= Linda López McAlister =

American philosopher and academic (1939–2021)

Linda López McAlister (October 10, 1939 – November 9, 2021) was an American philosopher and academic. She held several positions in academia, spending much of her career at the University of South Florida (USF). She became professor emerita of Philosophy at USF in 1999. She also worked as a radio film critic and ran her own theatrical company.

==Biography==
McAlister attended Barnard College and earned a Ph.D. in philosophy from Cornell University. As a Senior Fulbright Researcher at the University of Würzburg, she worked with a colleague to organize the first meeting of female philosophers in Germany. That event led to the establishment of the International Association of Women Philosophers.

Early in her career, she taught at Brooklyn College and San Diego State University. After three years as dean of the USF Fort Myers campus, McAlister was an administrator for the State University System of Florida. From 1987 until her 1999 retirement, she returned to USF, teaching philosophy and women's studies. For her last three years at USF, she was a department chair.

She was a past editor (1990–95) and co-editor (1995–98) of Hypatia: A Journal of Feminist Philosophy. She translated and edited the English edition of Psychology from an Empirical Standpoint by Austrian philosopher Franz Brentano. She organized the 1998 conference of the International Association of Women Philosophers; it was the organization's eighth conference and the first held outside of Europe. In the same year, the Society for Women in Philosophy named her the Distinguished Woman Philosopher of the Year.

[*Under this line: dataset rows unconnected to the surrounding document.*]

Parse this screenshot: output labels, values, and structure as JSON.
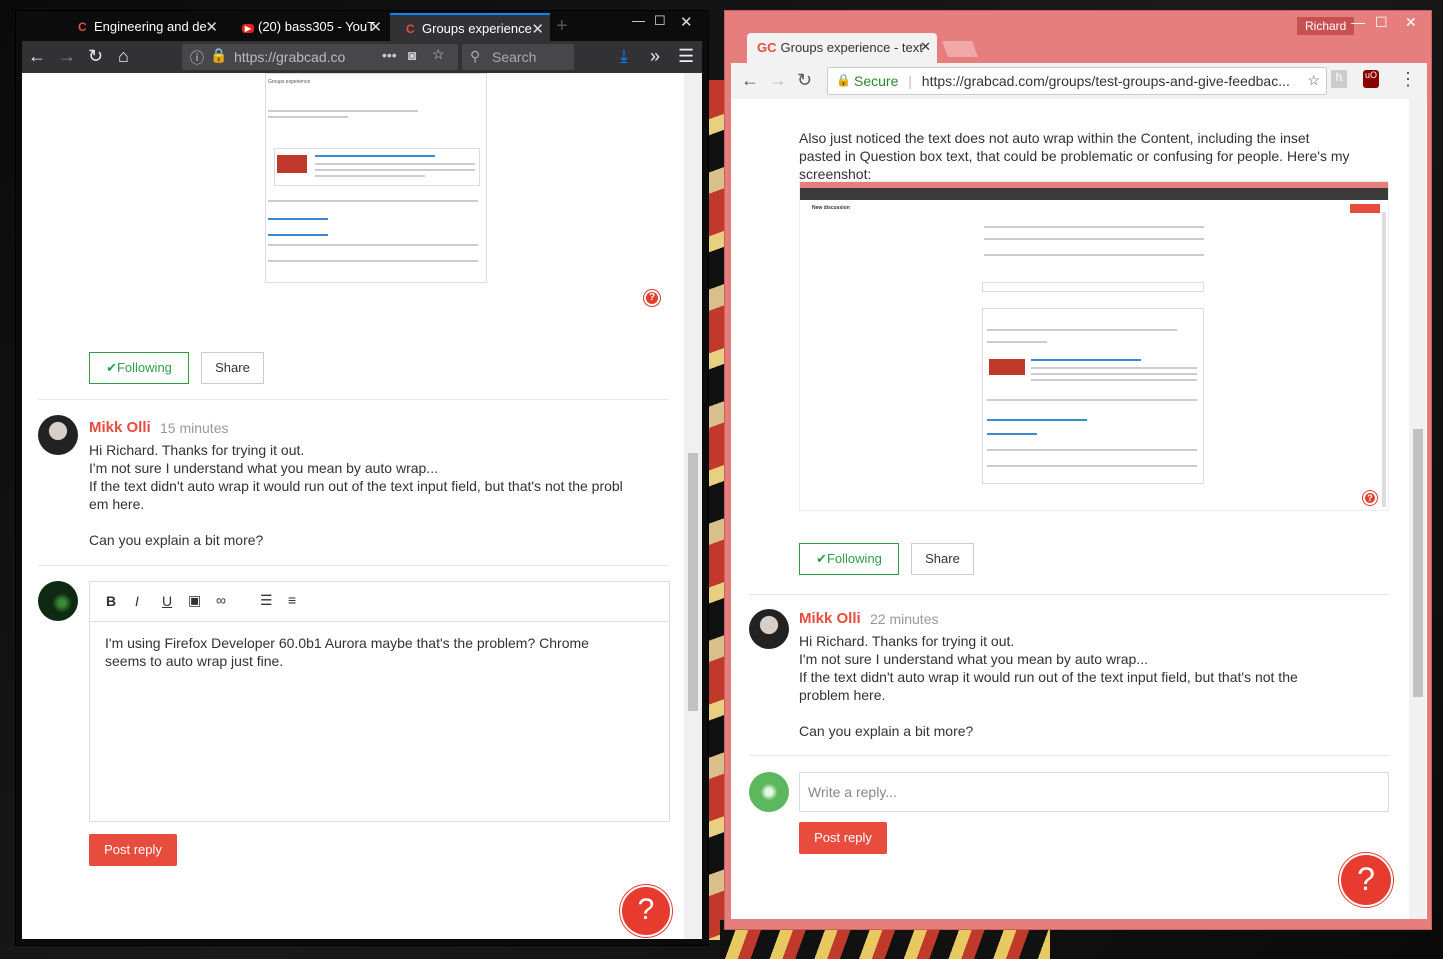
{
  "left": {
    "tabs": [
      {
        "label": "Engineering and de",
        "fav": "C"
      },
      {
        "label": "(20) bass305 - YouT",
        "fav": "▶"
      },
      {
        "label": "Groups experience",
        "fav": "C"
      }
    ],
    "url": "https://grabcad.co",
    "search_placeholder": "Search",
    "thumb_caption": "Groups experience",
    "follow_label": "✔Following",
    "share_label": "Share",
    "comment": {
      "author": "Mikk Olli",
      "time": "15 minutes",
      "lines": [
        "Hi Richard. Thanks for trying it out.",
        "I'm not sure I understand what you mean by auto wrap...",
        "If the text didn't auto wrap it would run out of the text input field, but that's not the probl",
        "em here.",
        "",
        "Can you explain a bit more?"
      ]
    },
    "editor_text_1": "I'm using Firefox Developer 60.0b1 Aurora maybe that's the problem?  Chrome",
    "editor_text_2": "seems to auto wrap just fine.",
    "post_label": "Post reply",
    "help_label": "?"
  },
  "right": {
    "tab_label": "Groups experience - text",
    "tab_fav": "GC",
    "user": "Richard",
    "secure": "Secure",
    "url": "https://grabcad.com/groups/test-groups-and-give-feedbac...",
    "body_lines": [
      "Also just noticed the text does not auto wrap within the Content, including the inset",
      "pasted in Question box text, that could be problematic or confusing for people. Here's my",
      "screenshot:"
    ],
    "shot_title": "New discussion",
    "follow_label": "✔Following",
    "share_label": "Share",
    "comment": {
      "author": "Mikk Olli",
      "time": "22 minutes",
      "lines": [
        "Hi Richard. Thanks for trying it out.",
        "I'm not sure I understand what you mean by auto wrap...",
        "If the text didn't auto wrap it would run out of the text input field, but that's not the",
        "problem here.",
        "",
        "Can you explain a bit more?"
      ]
    },
    "reply_placeholder": "Write a reply...",
    "post_label": "Post reply",
    "help_label": "?"
  }
}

She also helped translate Ludwig Wittgenstein's Remarks on Colour (1977).

McAlister was a radio film critic for The Women's Show on WMNF in Tampa from 1990 to 1999. She has hosted Radio Theatre for KUNM in Albuquerque since 2004. She founded a theatrical company associated with the National Hispanic Cultural Center known as Camino Real Productions.

She married Sharon Bode in 2008. McAlister died of heart failure in Albuquerque on November 9, 2021.